Wow. You are really really good. I'm very grateful. I've made you a contributor to the project:

http://tekinged.com/about.php (Your name is in the box on the right)

Please let me know if you would prefer I not list you in the contributors.

I'm going to now start seeing if I can train tesseract for this language. If that fails, at least I'll have really nice columns to send to mechanical turk or to do myself with the other volunteers.

If I do need to revert to mechanical turk, it would be potentially really useful to further split the columns into individual word entries. Would that be possible? For example:

By the way, I tried to do the boxes manually and did a poor job. Hopefully a script could do better.

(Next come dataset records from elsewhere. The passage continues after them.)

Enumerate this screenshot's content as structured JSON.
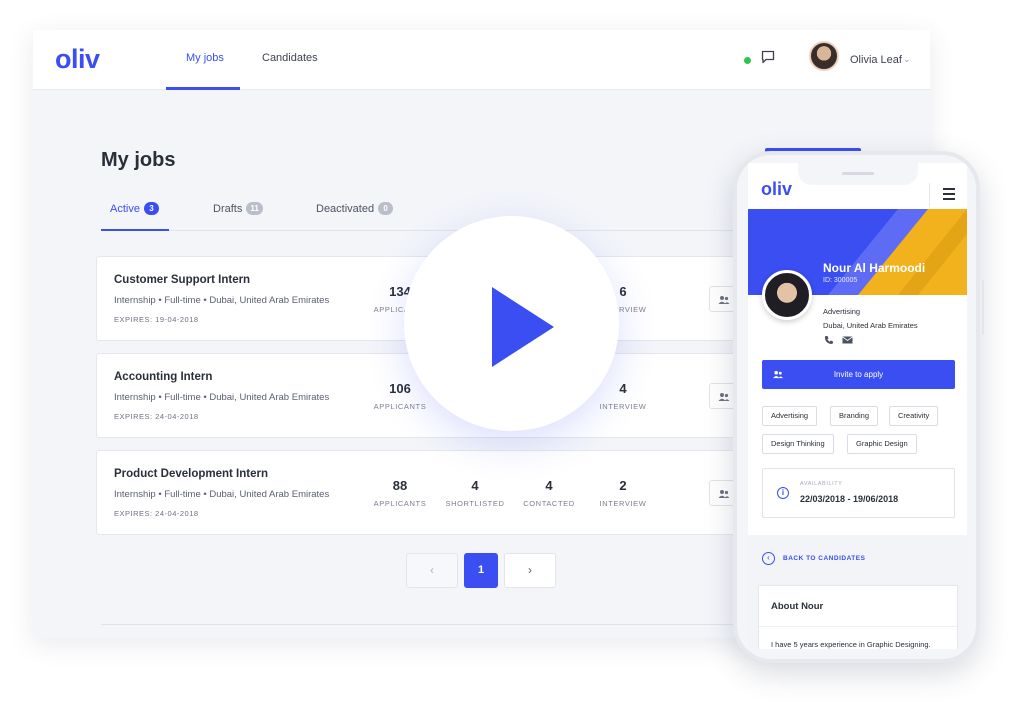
{
  "desktop": {
    "logo": "oliv",
    "nav": [
      {
        "label": "My jobs"
      },
      {
        "label": "Candidates"
      }
    ],
    "user": {
      "name": "Olivia Leaf"
    },
    "status_color": "#2ec450",
    "page_title": "My jobs",
    "tabs": [
      {
        "label": "Active",
        "count": "3"
      },
      {
        "label": "Drafts",
        "count": "11"
      },
      {
        "label": "Deactivated",
        "count": "0"
      }
    ],
    "jobs": [
      {
        "title": "Customer Support Intern",
        "meta": "Internship • Full-time • Dubai, United Arab Emirates",
        "expires": "EXPIRES: 19-04-2018",
        "stats": [
          {
            "value": "134",
            "label": "APPLICANTS"
          },
          {
            "value": "6",
            "label": "INTERVIEW"
          }
        ]
      },
      {
        "title": "Accounting Intern",
        "meta": "Internship • Full-time • Dubai, United Arab Emirates",
        "expires": "EXPIRES: 24-04-2018",
        "stats": [
          {
            "value": "106",
            "label": "APPLICANTS"
          },
          {
            "value": "4",
            "label": "INTERVIEW"
          }
        ]
      },
      {
        "title": "Product Development Intern",
        "meta": "Internship • Full-time • Dubai, United Arab Emirates",
        "expires": "EXPIRES: 24-04-2018",
        "stats": [
          {
            "value": "88",
            "label": "APPLICANTS"
          },
          {
            "value": "4",
            "label": "SHORTLISTED"
          },
          {
            "value": "4",
            "label": "CONTACTED"
          },
          {
            "value": "2",
            "label": "INTERVIEW"
          }
        ]
      }
    ],
    "pager": {
      "prev": "‹",
      "current": "1",
      "next": "›"
    },
    "accent_color": "#3a4ef2"
  },
  "phone": {
    "logo": "oliv",
    "candidate": {
      "name": "Nour Al Harmoodi",
      "id": "ID: 300005",
      "field": "Advertising",
      "location": "Dubai, United Arab Emirates"
    },
    "invite_label": "Invite to apply",
    "skills": [
      "Advertising",
      "Branding",
      "Creativity",
      "Design Thinking",
      "Graphic Design"
    ],
    "availability": {
      "label": "AVAILABILITY",
      "value": "22/03/2018 - 19/06/2018"
    },
    "back_label": "BACK TO CANDIDATES",
    "about": {
      "title": "About Nour",
      "text": "I have 5 years experience in Graphic Designing."
    },
    "banner_colors": [
      "#3a4ef2",
      "#f2b21e"
    ]
  }
}
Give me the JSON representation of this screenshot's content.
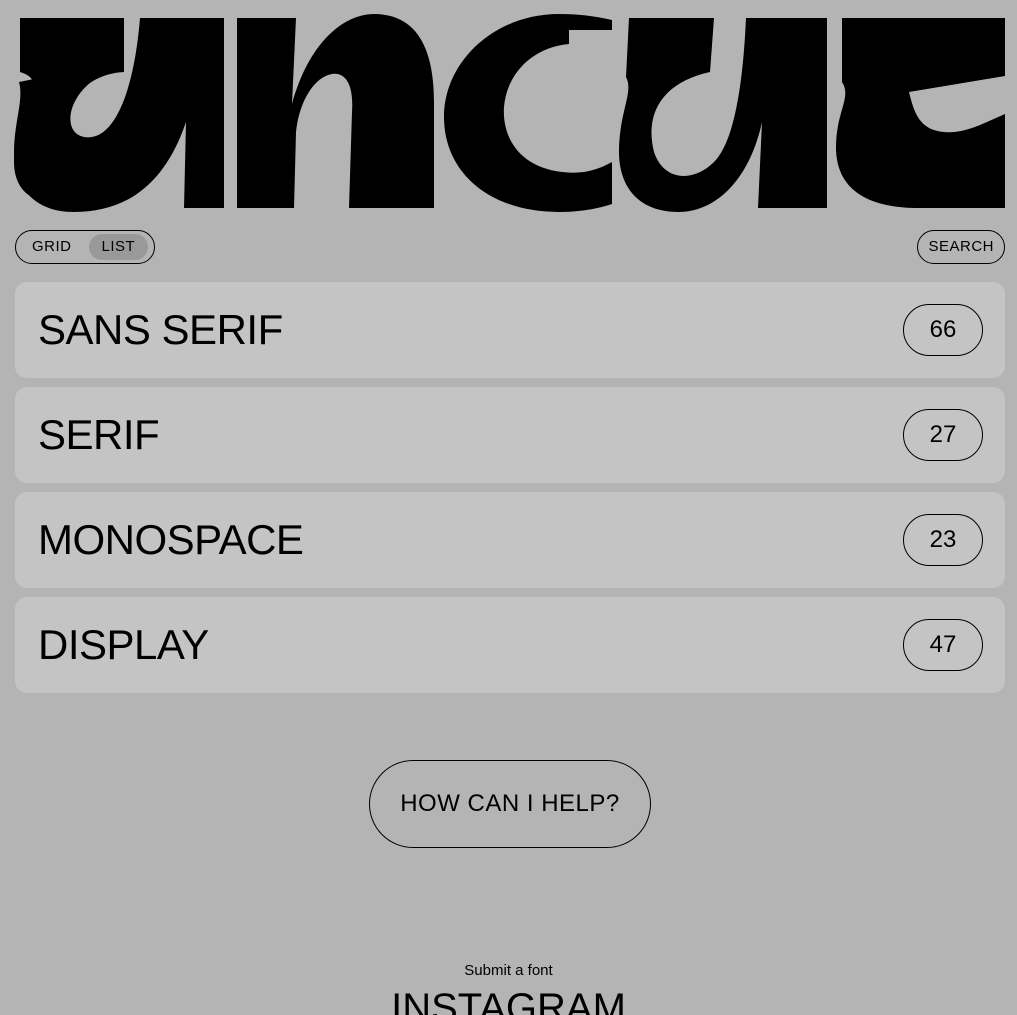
{
  "logo": {
    "name": "uncut",
    "color": "#000000"
  },
  "view_toggle": {
    "grid_label": "GRID",
    "list_label": "LIST",
    "active": "LIST"
  },
  "search": {
    "label": "SEARCH"
  },
  "categories": [
    {
      "label": "SANS SERIF",
      "count": "66"
    },
    {
      "label": "SERIF",
      "count": "27"
    },
    {
      "label": "MONOSPACE",
      "count": "23"
    },
    {
      "label": "DISPLAY",
      "count": "47"
    }
  ],
  "help": {
    "label": "HOW CAN I HELP?"
  },
  "footer": {
    "submit_label": "Submit a font",
    "instagram_label": "INSTAGRAM"
  },
  "colors": {
    "background": "#b4b4b4",
    "row_background": "#c4c4c4",
    "toggle_active": "#999999",
    "text": "#000000"
  }
}
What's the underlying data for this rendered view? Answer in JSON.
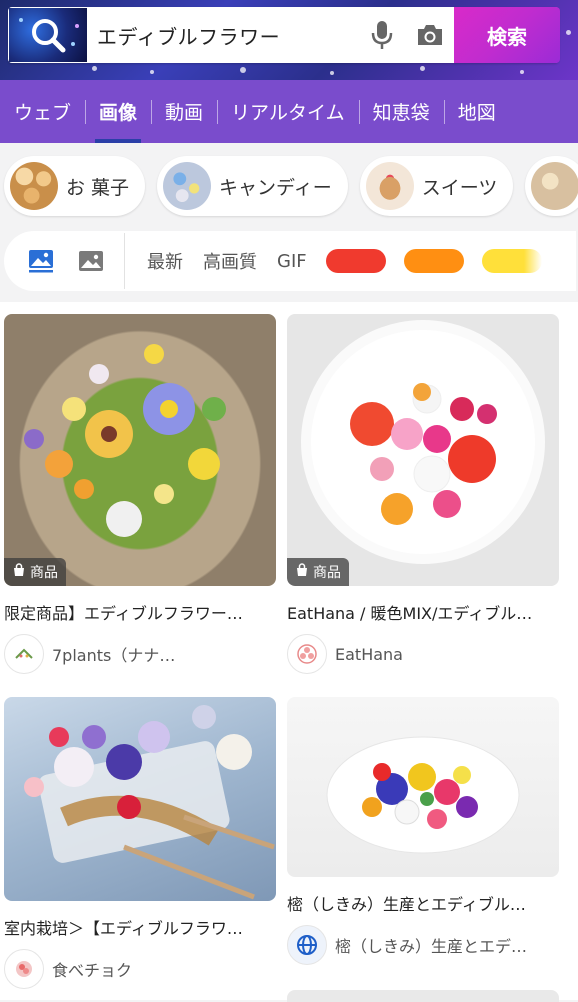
{
  "search": {
    "query": "エディブルフラワー",
    "button_label": "検索",
    "mic_icon": "mic-icon",
    "camera_icon": "camera-icon"
  },
  "tabs": [
    {
      "label": "ウェブ"
    },
    {
      "label": "画像",
      "active": true
    },
    {
      "label": "動画"
    },
    {
      "label": "リアルタイム"
    },
    {
      "label": "知恵袋"
    },
    {
      "label": "地図"
    }
  ],
  "chips": [
    {
      "label": "お 菓子"
    },
    {
      "label": "キャンディー"
    },
    {
      "label": "スイーツ"
    }
  ],
  "filters": {
    "latest": "最新",
    "hq": "高画質",
    "gif": "GIF",
    "colors": [
      "#f03a2e",
      "#ff8f12",
      "#ffe03a"
    ]
  },
  "results": [
    {
      "title": "限定商品】エディブルフラワー…",
      "source": "7plants（ナナ…",
      "badge": "商品"
    },
    {
      "title": "EatHana / 暖色MIX/エディブル…",
      "source": "EatHana",
      "badge": "商品"
    },
    {
      "title": "室内栽培＞【エディブルフラワ…",
      "source": "食べチョク"
    },
    {
      "title": "樒（しきみ）生産とエディブル…",
      "source": "樒（しきみ）生産とエデ…"
    }
  ]
}
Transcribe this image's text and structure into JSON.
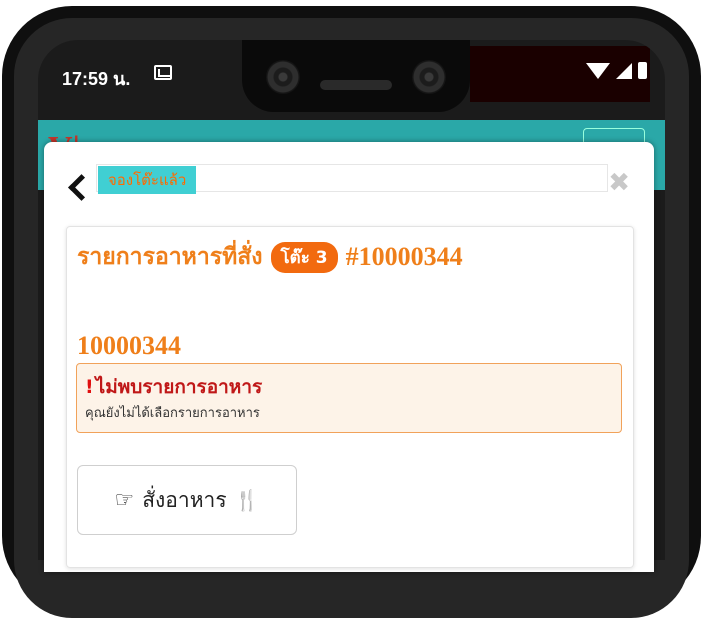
{
  "status_bar": {
    "time": "17:59 น."
  },
  "modal": {
    "tab_label": "จองโต๊ะแล้ว",
    "close_symbol": "✖",
    "title": "รายการอาหารที่สั่ง",
    "table_badge": "โต๊ะ 3",
    "order_number_header": "#10000344",
    "order_number": "10000344",
    "alert": {
      "title": "ไม่พบรายการอาหาร",
      "subtitle": "คุณยังไม่ได้เลือกรายการอาหาร"
    },
    "order_button": {
      "label": "สั่งอาหาร"
    }
  },
  "icons": {
    "back": "chevron-left-icon",
    "close": "close-icon",
    "hand": "hand-point-icon",
    "utensils": "utensils-icon",
    "mail": "mail-icon",
    "wifi": "wifi-icon",
    "signal": "signal-icon",
    "battery": "battery-icon"
  },
  "colors": {
    "accent": "#ef7f1a",
    "tab_bg": "#40cfd3",
    "alert_text": "#c01818",
    "header_bg": "#2aa8a8"
  }
}
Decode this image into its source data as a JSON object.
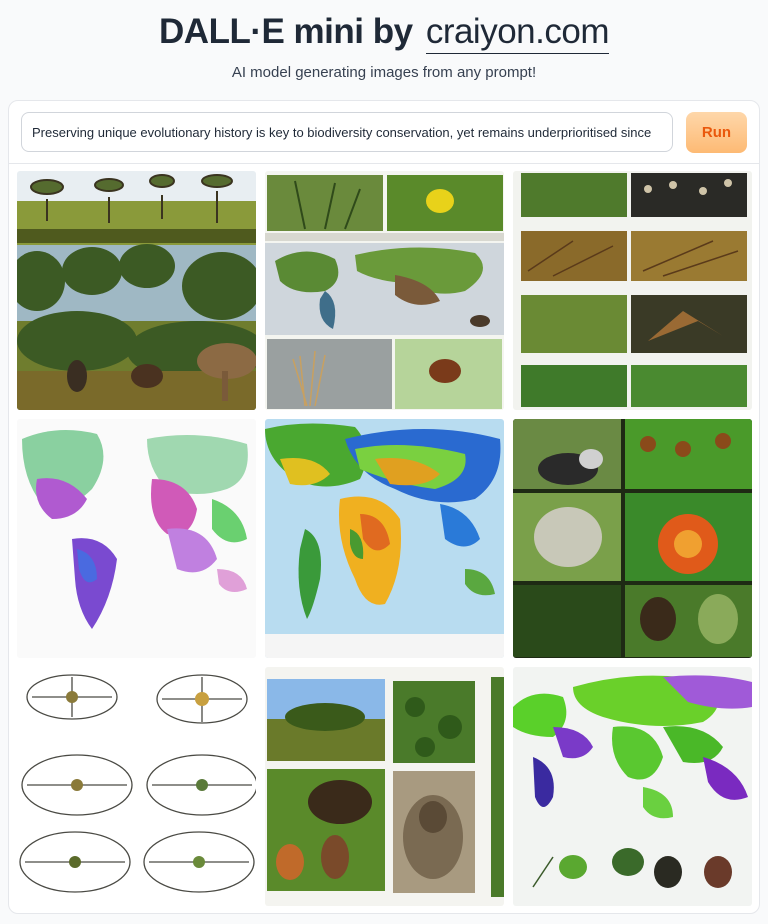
{
  "header": {
    "title_bold": "DALL·E mini by",
    "title_link": "craiyon.com",
    "subtitle": "AI model generating images from any prompt!"
  },
  "prompt": {
    "value": "Preserving unique evolutionary history is key to biodiversity conservation, yet remains underprioritised since"
  },
  "run_button": {
    "label": "Run"
  },
  "results": {
    "tiles": [
      {
        "icon": "savanna-trees-and-animals-image"
      },
      {
        "icon": "plant-collage-world-map-image"
      },
      {
        "icon": "grass-plant-grid-collage-image"
      },
      {
        "icon": "colorful-world-map-image"
      },
      {
        "icon": "heatmap-world-map-image"
      },
      {
        "icon": "green-plants-and-flower-collage-image"
      },
      {
        "icon": "flower-sketch-diagram-image"
      },
      {
        "icon": "wildlife-photo-collage-image"
      },
      {
        "icon": "green-world-map-with-plants-image"
      }
    ]
  }
}
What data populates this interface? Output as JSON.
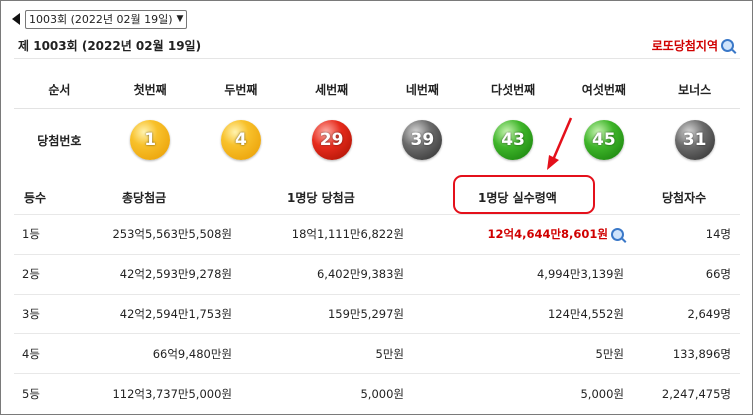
{
  "nav": {
    "round_select_value": "1003회 (2022년 02월 19일)"
  },
  "header": {
    "title": "제 1003회 (2022년 02월 19일)",
    "region_link": "로또당첨지역"
  },
  "balls": {
    "headers": [
      "순서",
      "첫번째",
      "두번째",
      "세번째",
      "네번째",
      "다섯번째",
      "여섯번째",
      "보너스"
    ],
    "row_label": "당첨번호",
    "numbers": [
      {
        "value": "1",
        "color": "yellow"
      },
      {
        "value": "4",
        "color": "yellow"
      },
      {
        "value": "29",
        "color": "red"
      },
      {
        "value": "39",
        "color": "gray"
      },
      {
        "value": "43",
        "color": "green"
      },
      {
        "value": "45",
        "color": "green"
      },
      {
        "value": "31",
        "color": "gray"
      }
    ]
  },
  "prizes": {
    "headers": [
      "등수",
      "총당첨금",
      "1명당 당첨금",
      "1명당 실수령액",
      "당첨자수"
    ],
    "rows": [
      {
        "rank": "1등",
        "total": "253억5,563만5,508원",
        "per_person": "18억1,111만6,822원",
        "net": "12억4,644만8,601원",
        "winners": "14명"
      },
      {
        "rank": "2등",
        "total": "42억2,593만9,278원",
        "per_person": "6,402만9,383원",
        "net": "4,994만3,139원",
        "winners": "66명"
      },
      {
        "rank": "3등",
        "total": "42억2,594만1,753원",
        "per_person": "159만5,297원",
        "net": "124만4,552원",
        "winners": "2,649명"
      },
      {
        "rank": "4등",
        "total": "66억9,480만원",
        "per_person": "5만원",
        "net": "5만원",
        "winners": "133,896명"
      },
      {
        "rank": "5등",
        "total": "112억3,737만5,000원",
        "per_person": "5,000원",
        "net": "5,000원",
        "winners": "2,247,475명"
      }
    ]
  },
  "colors": {
    "accent_red": "#d00000",
    "annotation_red": "#e4101b"
  }
}
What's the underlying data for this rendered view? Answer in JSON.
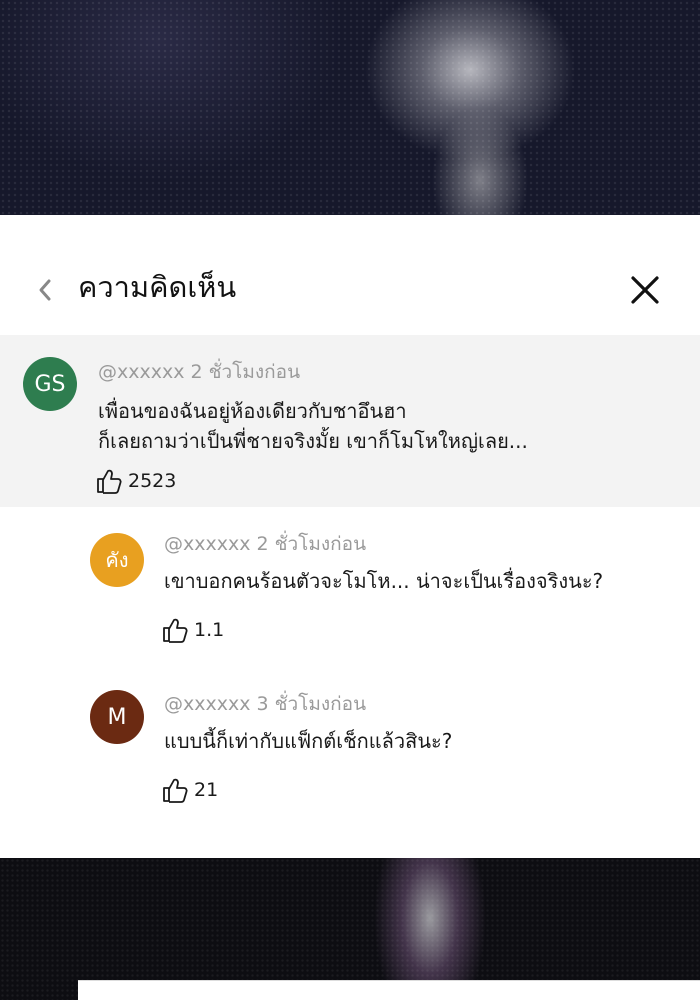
{
  "header": {
    "title": "ความคิดเห็น",
    "back_icon": "chevron-left-icon",
    "close_icon": "close-icon"
  },
  "main_comment": {
    "avatar_text": "GS",
    "avatar_color": "#2e7d4f",
    "username": "@xxxxxx",
    "time": "2 ชั่วโมงก่อน",
    "body_line1": "เพื่อนของฉันอยู่ห้องเดียวกับชาอึนฮา",
    "body_line2": "ก็เลยถามว่าเป็นพี่ชายจริงมั้ย เขาก็โมโหใหญ่เลย...",
    "likes": "2523",
    "like_icon": "thumbs-up-icon"
  },
  "replies": [
    {
      "avatar_text": "คัง",
      "avatar_color": "#e8a020",
      "username": "@xxxxxx",
      "time": "2 ชั่วโมงก่อน",
      "body": "เขาบอกคนร้อนตัวจะโมโห... น่าจะเป็นเรื่องจริงนะ?",
      "likes": "1.1"
    },
    {
      "avatar_text": "M",
      "avatar_color": "#6b2a12",
      "username": "@xxxxxx",
      "time": "3 ชั่วโมงก่อน",
      "body": "แบบนี้ก็เท่ากับแฟ็กต์เช็กแล้วสินะ?",
      "likes": "21"
    }
  ]
}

I messed up the final two entries I'm noticing now but you probably get the idea. Thanks again very very much!

Post by **fmw42** » 2015-01-04T22:59:31-07:00

Splitting into rows for each dictionary word would be hard. The only reason my method worked was because the columns had good space between them. The rows for each word are the same as for the rows of text below them. So I do not see how one would easily find where each word begins. If there is enough space between each row of text and they are equally spaced, then it might be possible to separate each row of text by looking for the spaces after averaging down to one column. Then you would have average each separated row of text to one row of pixels and see where the dictionary word starts compared to each other indented row of pixels. The issue is if there is enough space between each row of text that it would be perfectly white when averaged to one column. That also depends upon how good the deskew is done. If there is any rotation left and the space is small, then there will be no visible white spaces when averaged to one column.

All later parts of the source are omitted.